Before you ask, your asset allocation is your portfolio's mix of money market, bond, stock and real estate investments. The allocation should be based on your risk tolerance, time frame and goals.
Now, many of you might be saying, "I don't even know what an asset allocation is, much less how to evaluate if it's right for my stage in life." Fair enough. That's why I've included in the "Resources" box several excellent books designed for beginning investors that will give you a solid grounding in asset allocation.
Now that you've read these books and decided what your portfolio needs, you can begin evaluating mutual funds that invest in those types of stocks or bonds.
Step 2: Fees, Fees, Fees
I'm about to give you the best -- and, ironically, most boring -- advice on choosing mutual funds that you'll ever receive.
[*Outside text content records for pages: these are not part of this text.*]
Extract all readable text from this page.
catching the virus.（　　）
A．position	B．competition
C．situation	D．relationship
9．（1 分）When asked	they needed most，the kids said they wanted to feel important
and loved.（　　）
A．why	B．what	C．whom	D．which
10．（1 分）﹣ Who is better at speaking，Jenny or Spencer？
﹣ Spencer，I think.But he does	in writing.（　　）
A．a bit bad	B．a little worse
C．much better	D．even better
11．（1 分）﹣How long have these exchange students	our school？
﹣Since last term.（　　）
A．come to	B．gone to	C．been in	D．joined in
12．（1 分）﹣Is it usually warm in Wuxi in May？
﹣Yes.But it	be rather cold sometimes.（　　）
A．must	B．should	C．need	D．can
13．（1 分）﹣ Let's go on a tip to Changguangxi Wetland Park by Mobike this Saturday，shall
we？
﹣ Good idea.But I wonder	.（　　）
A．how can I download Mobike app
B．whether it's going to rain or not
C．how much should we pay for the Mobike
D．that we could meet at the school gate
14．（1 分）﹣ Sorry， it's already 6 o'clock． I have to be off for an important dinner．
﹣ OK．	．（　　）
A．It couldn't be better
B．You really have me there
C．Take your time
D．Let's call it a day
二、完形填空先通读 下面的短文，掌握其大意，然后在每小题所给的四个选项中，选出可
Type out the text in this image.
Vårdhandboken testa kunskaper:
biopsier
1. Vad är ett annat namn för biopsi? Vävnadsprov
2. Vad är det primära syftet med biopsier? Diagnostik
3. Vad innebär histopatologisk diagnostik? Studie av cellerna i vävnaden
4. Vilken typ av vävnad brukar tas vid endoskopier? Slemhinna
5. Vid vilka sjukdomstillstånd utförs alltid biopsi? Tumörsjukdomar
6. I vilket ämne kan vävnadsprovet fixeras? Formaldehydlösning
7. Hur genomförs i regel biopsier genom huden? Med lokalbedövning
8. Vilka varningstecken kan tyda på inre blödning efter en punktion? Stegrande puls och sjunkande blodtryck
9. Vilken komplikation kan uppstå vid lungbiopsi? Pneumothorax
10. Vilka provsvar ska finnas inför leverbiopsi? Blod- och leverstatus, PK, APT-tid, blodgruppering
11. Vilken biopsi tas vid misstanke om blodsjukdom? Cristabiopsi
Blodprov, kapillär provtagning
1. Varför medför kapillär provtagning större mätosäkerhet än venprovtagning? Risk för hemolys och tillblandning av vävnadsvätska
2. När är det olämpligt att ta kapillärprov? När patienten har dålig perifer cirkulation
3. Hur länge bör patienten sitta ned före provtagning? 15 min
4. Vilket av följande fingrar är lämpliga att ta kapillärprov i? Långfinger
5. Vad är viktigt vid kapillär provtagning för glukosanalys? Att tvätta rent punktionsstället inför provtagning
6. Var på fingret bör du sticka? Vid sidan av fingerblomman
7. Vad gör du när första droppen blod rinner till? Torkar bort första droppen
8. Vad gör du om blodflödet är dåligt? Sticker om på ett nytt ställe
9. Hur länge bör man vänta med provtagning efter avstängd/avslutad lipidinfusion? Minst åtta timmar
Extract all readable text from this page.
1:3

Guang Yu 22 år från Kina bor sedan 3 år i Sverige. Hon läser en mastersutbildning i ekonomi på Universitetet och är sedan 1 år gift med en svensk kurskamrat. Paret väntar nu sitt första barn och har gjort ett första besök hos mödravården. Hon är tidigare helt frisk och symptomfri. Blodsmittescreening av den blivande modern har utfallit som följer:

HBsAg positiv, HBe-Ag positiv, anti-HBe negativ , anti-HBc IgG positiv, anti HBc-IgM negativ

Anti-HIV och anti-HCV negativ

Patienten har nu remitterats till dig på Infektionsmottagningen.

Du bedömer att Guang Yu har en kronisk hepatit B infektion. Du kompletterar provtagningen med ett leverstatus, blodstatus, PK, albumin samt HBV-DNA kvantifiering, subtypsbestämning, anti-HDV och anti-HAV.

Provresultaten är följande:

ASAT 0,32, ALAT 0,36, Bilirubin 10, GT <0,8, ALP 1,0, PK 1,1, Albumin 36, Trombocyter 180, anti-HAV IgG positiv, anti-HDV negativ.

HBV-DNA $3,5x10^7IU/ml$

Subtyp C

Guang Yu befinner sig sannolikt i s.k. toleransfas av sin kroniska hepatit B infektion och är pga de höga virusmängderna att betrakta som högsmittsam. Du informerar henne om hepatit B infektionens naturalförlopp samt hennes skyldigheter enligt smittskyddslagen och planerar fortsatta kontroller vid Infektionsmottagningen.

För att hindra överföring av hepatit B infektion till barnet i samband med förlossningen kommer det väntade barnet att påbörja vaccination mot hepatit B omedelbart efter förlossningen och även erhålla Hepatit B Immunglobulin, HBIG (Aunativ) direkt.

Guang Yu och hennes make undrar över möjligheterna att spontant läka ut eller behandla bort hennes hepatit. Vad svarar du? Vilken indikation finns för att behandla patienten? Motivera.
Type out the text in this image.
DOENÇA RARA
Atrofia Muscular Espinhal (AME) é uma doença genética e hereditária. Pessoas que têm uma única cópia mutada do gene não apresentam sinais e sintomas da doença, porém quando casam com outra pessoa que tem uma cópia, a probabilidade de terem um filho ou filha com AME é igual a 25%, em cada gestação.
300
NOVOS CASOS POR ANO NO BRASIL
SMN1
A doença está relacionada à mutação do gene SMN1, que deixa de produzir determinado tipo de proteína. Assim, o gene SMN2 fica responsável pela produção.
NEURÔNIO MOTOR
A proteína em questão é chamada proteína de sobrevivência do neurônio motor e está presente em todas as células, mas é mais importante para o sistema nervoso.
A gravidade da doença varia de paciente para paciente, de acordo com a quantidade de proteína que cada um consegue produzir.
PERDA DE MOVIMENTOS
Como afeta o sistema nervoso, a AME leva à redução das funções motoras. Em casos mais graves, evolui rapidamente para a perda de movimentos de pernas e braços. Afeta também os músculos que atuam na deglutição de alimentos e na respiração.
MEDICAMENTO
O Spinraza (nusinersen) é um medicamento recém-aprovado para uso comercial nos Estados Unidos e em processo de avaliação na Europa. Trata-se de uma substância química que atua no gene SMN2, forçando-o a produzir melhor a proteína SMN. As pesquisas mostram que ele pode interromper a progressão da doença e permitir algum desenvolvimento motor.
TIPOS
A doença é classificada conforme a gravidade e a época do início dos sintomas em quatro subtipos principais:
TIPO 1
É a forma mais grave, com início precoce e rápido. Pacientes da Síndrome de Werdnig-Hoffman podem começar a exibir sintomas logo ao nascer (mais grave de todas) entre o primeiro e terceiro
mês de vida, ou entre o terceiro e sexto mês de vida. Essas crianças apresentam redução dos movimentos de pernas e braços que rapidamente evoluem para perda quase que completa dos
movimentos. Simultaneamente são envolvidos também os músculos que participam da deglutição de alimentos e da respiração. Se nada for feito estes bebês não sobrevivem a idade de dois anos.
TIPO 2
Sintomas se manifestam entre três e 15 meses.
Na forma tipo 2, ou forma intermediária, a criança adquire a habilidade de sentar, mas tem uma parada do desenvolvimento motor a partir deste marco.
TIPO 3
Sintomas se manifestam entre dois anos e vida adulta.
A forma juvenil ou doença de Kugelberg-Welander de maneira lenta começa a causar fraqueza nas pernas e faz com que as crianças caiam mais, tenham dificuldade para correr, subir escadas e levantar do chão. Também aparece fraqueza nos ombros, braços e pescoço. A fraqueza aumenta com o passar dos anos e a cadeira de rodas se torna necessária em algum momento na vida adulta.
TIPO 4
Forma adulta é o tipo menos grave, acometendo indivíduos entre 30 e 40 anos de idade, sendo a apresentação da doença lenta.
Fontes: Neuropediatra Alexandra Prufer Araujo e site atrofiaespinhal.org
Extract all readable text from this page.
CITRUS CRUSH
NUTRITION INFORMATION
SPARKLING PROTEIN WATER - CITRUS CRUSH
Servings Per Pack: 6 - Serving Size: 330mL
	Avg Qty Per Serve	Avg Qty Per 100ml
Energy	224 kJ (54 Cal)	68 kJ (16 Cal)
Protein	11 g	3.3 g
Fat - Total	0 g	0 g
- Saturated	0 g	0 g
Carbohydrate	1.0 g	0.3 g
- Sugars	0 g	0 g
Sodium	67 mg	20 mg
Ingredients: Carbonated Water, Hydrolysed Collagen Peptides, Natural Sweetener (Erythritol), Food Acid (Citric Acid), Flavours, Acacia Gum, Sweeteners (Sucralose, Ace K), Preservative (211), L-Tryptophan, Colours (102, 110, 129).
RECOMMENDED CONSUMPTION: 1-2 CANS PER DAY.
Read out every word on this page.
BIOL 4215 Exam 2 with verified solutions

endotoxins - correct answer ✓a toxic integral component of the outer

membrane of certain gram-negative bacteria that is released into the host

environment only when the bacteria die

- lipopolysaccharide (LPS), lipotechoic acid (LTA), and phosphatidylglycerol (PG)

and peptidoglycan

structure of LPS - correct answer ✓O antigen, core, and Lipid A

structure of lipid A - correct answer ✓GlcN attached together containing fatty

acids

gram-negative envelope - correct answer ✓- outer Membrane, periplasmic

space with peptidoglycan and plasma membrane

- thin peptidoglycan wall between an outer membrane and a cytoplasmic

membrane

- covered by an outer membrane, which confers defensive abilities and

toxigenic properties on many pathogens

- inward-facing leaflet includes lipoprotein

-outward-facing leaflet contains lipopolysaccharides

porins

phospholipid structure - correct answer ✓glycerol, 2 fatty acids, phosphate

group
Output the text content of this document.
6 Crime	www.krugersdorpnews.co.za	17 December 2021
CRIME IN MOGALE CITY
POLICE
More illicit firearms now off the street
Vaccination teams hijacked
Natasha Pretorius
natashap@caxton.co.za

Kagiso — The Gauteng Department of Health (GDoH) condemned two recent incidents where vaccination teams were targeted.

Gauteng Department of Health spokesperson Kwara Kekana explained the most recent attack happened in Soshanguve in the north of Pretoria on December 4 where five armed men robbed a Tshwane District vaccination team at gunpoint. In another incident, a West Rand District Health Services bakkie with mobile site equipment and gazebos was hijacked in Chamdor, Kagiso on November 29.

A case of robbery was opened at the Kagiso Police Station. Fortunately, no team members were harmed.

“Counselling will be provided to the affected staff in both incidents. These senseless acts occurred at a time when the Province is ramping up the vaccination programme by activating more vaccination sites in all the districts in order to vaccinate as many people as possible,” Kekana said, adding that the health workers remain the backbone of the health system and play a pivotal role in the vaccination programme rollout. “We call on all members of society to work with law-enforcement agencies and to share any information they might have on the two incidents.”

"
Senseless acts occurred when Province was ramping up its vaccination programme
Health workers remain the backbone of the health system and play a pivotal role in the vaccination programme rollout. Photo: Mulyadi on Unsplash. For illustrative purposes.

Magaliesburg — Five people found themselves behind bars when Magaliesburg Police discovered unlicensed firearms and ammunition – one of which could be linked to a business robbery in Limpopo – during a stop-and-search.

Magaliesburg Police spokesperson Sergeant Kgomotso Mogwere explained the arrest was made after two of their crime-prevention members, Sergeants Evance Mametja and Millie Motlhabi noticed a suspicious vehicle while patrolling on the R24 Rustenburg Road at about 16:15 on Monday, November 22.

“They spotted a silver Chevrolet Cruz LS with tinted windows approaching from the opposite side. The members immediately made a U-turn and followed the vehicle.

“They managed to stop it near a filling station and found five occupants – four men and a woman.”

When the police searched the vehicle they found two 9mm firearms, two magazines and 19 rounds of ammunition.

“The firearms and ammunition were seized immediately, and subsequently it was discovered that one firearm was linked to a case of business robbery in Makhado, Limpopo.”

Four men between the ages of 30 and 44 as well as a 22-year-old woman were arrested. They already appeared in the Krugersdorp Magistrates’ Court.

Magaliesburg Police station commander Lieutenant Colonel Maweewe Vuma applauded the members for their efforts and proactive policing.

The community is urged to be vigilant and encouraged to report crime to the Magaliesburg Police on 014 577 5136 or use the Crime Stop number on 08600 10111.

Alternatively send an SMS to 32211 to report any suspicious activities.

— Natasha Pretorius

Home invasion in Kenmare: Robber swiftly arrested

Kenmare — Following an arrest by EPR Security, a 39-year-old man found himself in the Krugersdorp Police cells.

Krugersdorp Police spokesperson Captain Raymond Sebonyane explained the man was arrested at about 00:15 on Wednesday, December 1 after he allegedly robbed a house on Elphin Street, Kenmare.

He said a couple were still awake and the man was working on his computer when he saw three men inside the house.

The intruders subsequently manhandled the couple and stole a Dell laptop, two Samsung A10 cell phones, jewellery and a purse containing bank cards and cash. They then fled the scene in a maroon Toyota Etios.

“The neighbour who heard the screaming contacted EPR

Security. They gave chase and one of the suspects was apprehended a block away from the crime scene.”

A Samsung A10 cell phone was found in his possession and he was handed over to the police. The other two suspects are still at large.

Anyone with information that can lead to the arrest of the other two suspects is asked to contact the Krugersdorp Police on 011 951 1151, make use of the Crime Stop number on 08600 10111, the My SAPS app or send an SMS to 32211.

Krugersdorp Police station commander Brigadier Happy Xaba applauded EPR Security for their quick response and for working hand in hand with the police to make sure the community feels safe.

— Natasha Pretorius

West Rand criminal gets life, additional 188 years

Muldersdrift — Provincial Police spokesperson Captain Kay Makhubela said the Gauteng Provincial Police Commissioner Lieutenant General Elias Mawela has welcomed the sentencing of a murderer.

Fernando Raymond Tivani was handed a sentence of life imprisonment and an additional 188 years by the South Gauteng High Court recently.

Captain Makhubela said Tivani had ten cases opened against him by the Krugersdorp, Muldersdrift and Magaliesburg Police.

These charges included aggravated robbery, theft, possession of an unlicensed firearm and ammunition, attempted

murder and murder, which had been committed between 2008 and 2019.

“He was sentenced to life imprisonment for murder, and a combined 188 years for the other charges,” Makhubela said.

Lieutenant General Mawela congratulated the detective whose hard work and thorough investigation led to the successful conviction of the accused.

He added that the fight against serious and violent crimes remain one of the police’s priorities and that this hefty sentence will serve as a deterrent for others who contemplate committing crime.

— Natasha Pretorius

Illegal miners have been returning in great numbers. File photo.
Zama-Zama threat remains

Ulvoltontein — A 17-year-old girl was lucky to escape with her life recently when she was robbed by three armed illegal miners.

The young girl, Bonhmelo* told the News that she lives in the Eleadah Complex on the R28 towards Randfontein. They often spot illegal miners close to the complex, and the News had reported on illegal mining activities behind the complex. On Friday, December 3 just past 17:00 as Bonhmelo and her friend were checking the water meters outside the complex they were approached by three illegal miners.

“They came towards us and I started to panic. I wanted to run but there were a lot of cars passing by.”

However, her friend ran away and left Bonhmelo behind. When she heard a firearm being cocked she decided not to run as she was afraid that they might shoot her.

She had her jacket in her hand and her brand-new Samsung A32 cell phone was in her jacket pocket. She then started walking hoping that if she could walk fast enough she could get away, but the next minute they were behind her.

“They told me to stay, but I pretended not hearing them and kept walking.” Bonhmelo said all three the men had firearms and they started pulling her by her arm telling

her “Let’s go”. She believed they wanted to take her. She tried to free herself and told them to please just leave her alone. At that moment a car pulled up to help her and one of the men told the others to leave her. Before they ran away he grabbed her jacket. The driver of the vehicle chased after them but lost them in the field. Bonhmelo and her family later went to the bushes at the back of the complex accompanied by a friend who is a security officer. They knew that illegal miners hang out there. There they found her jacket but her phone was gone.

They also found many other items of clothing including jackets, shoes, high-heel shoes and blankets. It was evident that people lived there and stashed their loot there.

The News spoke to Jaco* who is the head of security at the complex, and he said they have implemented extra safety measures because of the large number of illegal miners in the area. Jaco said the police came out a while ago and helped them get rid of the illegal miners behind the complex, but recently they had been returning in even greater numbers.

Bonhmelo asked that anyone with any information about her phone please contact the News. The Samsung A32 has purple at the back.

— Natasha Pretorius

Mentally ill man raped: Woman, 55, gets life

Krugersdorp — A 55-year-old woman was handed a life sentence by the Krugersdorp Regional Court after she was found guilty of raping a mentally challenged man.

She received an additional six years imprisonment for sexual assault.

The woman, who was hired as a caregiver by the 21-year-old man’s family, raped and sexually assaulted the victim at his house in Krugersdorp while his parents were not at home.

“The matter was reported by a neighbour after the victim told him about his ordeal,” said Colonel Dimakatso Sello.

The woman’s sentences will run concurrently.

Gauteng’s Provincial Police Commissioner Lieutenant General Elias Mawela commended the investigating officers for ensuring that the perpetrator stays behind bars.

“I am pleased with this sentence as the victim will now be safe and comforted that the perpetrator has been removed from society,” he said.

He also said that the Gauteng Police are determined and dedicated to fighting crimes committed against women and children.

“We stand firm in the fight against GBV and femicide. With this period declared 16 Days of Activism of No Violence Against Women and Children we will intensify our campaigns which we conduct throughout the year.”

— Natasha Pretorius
The best indicator for how a mutual fund will perform over the long-term is the size of its annual fees -- what's called the "expense ratio." On average, the higher a fund's expense ratio, the lower the fund's returns tend to be.
The average expense ratio for mutual funds is 1.6%, meaning you pay 1.6% of your money invested in the fund each year to offset the costs of running the fund.
Apparently, some funds are better at keeping their costs down than others because you can find many funds with expense ratios well below 1.0%. Vanguard Group has a number of funds that charge 0.2%.
Stick with mutual funds that charge 1.0% or less.
Step 3: Look for long-term, consistent performance.
For individual fund selection, five- and ten-year performance is most important. Look for returns equal to or above those of the fund's benchmark index.
Don't get seduced by mutual funds with spectacular one- or three-year returns. Over the course of a year or two, anybody can get lucky. Also, make sure that the manager responsible for the fund's past performance is still at the helm. I'd hesitate to buy a fund with a great 10-year record if it has a new manager.
Step 4: Check out a fund's tax efficiency and turnover.
Admittedly, tax efficiency -- a fund's ability to trade securities in ways that minimize gains taxable to shareholders -- is important only if you're holding mutual funds outside of a tax-deferred account such as a 401(k), IRA, or annuity. But for individuals investing in taxable accounts, a fund's ability to keep dividends and capital gains to a minimum can boost your returns significantly.
A fund with high turnover tends to buy and sell assets frequently over a year's time, rather than hold onto them. Generally such a fund will be less tax efficient than one with low turnover. Studies also have found that on average the higher a fund's turnover, the lower its overall returns.
Step 5: Stick with the plan.
Now comes the hardest part. Once you've made your purchase, practice patience. Studies have shown that the main reason individual investors get such lousy returns is that they jump from one "hot" fund to the next trying to catch the fund as it rises -- also known as "chasing returns." Of course, investors always catch the fund just as it tops out and falls, causing them to lose a large chunk of their investment.
It's a game you can't win, so don't play.
For everyone saving for retirement, picking the right mutual funds and sticking with them can be difference between retiring comfortably on your own terms and working for an extra five or ten year just to have enough to pay the rent in your old age.